Government inspectors at one time froze Mr Lewis’s shareholding in the firm, along with those of the other shareholders. When their report was issued, Desmond – a close friend of the then Irish Prime Minister Charles Haughey – was named as the main beneficiary of the controversial sale.

That’s a charge he has always denied.

The report of the inquiry, conducted by John Glackin, found that UPH had sold the bakery site to two offshore companies called Chestvale and Hoddle.

These firms passed it on to Telecom Eireann, and the total profit on the deals, concluded over 18 months, came to pounds 5.3 million, of which UPH made pounds 2.3 million. The ownership of Chestvale and Hoddle was never firmly established.

The Glackin Report said that it was Desmond, knowing that Telecom were looking for a site for a new HQ, who told Smurfit about the bakery site.

Glackin alleged that Desmond was the real power behind the companies in the bakery deals, and had been involved at almost every stage.

The report was scathing about Desmond’s involvement but cleared Smurfit, who had already resigned as Telecom chairman. It also probed the business affairs of some of Desmond’s closest friends.

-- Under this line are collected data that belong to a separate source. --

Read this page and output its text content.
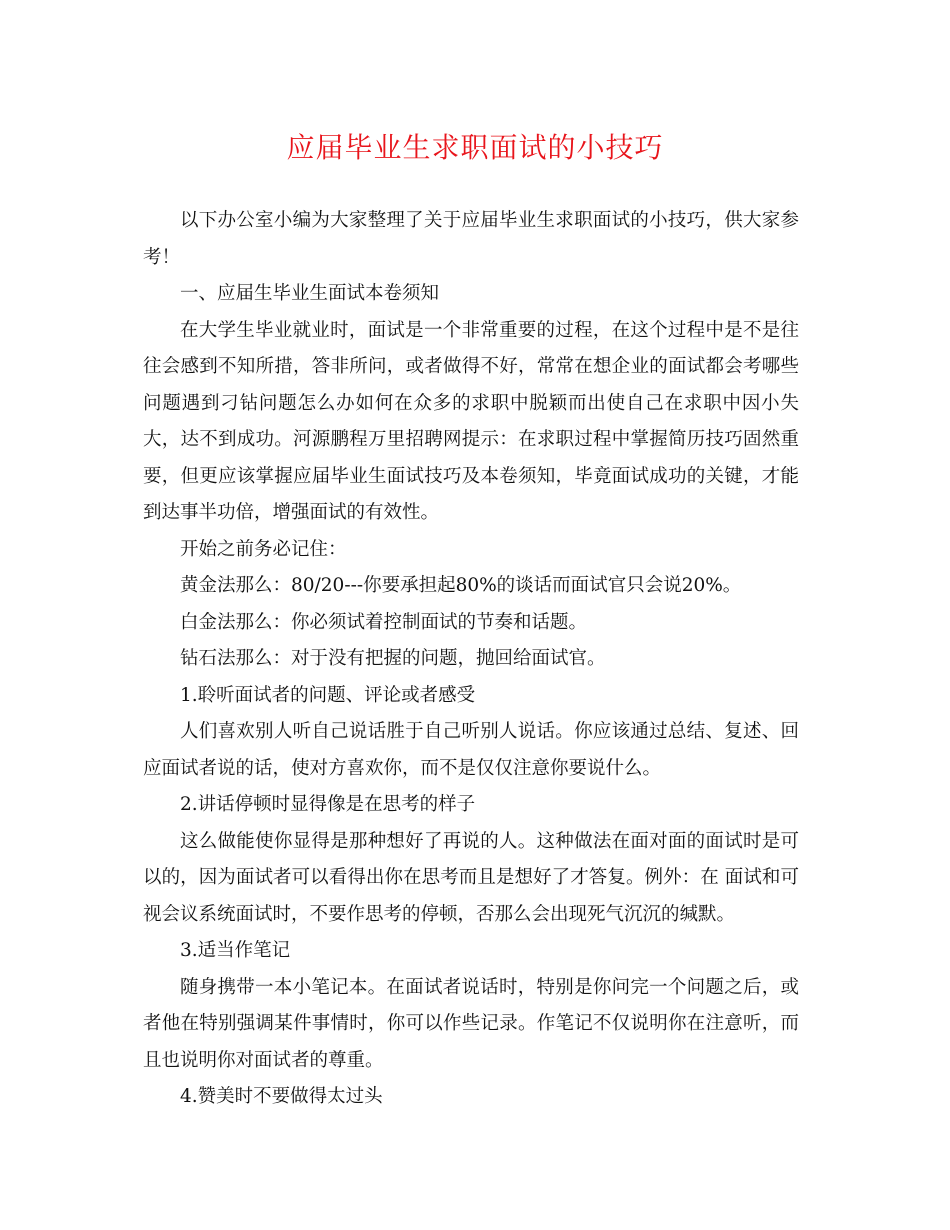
应届毕业生求职面试的小技巧

以下办公室小编为大家整理了关于应届毕业生求职面试的小技巧，供大家参考！

一、应届生毕业生面试本卷须知

在大学生毕业就业时，面试是一个非常重要的过程，在这个过程中是不是往往会感到不知所措，答非所问，或者做得不好，常常在想企业的面试都会考哪些问题遇到刁钻问题怎么办如何在众多的求职中脱颖而出使自己在求职中因小失大，达不到成功。河源鹏程万里招聘网提示：在求职过程中掌握简历技巧固然重要，但更应该掌握应届毕业生面试技巧及本卷须知，毕竟面试成功的关键，才能到达事半功倍，增强面试的有效性。

开始之前务必记住：

黄金法那么：80/20---你要承担起80%的谈话而面试官只会说20%。

白金法那么：你必须试着控制面试的节奏和话题。

钻石法那么：对于没有把握的问题，抛回给面试官。

1.聆听面试者的问题、评论或者感受

人们喜欢别人听自己说话胜于自己听别人说话。你应该通过总结、复述、回应面试者说的话，使对方喜欢你，而不是仅仅注意你要说什么。

2.讲话停顿时显得像是在思考的样子

这么做能使你显得是那种想好了再说的人。这种做法在面对面的面试时是可以的，因为面试者可以看得出你在思考而且是想好了才答复。例外：在 面试和可视会议系统面试时，不要作思考的停顿，否那么会出现死气沉沉的缄默。

3.适当作笔记

随身携带一本小笔记本。在面试者说话时，特别是你问完一个问题之后，或者他在特别强调某件事情时，你可以作些记录。作笔记不仅说明你在注意听，而且也说明你对面试者的尊重。

4.赞美时不要做得太过头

They included flamboyant Irish gambler JP McManus – known as The Sundance Kid – stud-farm owner John Magnir, property developer Pat Doherty, and Isle of Man financier Colin Probets.

Both McManus and Magnir owned shares in UPH, along with Desmond and Lewis.

No criminal charges were brought, but the affair, it is said, soured relationships between Desmond and Irish Government ministers.

Desmond, a non-executive director with Celtic PLC and one of Ireland’s leading stockbrokers, strongly denied any wrongdoing and felt he had been treated badly by the Dublin Government and the media.

Desmond, who ploughed pounds 4 million into Celtic’s share issue, is a close friend of Lewis, whose company last week injected pounds 40 million into Rangers.

The controversy over the bakery site was one of several business scandals which eventually led to Haughey’s resignation.

Mr Lewis, who is a renowned recluse, did not give evidence to the inquiry, though it is said Mr Glackin wanted to discuss matters with him.

A Dublin financial insider said: “The feeling now is that Desmond has been telling Lewis all about the success of his Celtic shares and that Lewis wants some of that action.

“They’ll see Celtic and Rangers as part of a European league set-up and a chance to be big players in European football.”

Charismatic Desmond built up NCB, his Dublin stockbroking, firm until he became, by the late ’80s, the city’s foremost dealmaker.

But in 1991, in the wake of the Telecom HQ affair, he stood down as chairman of NCB and resigned from the state airports authority.

His friendship with Mr Lewis, though, is as strong as ever.

The business giants often play golf together on courses all over the world.

Desmond has always rejected the Glackin Report, which he believes tarnished his good name.

Since the report, he has gone from strength to strength, showing his business skills with interests in Celtic, an aviation firm, and selling a computer software firm for pounds 20 million.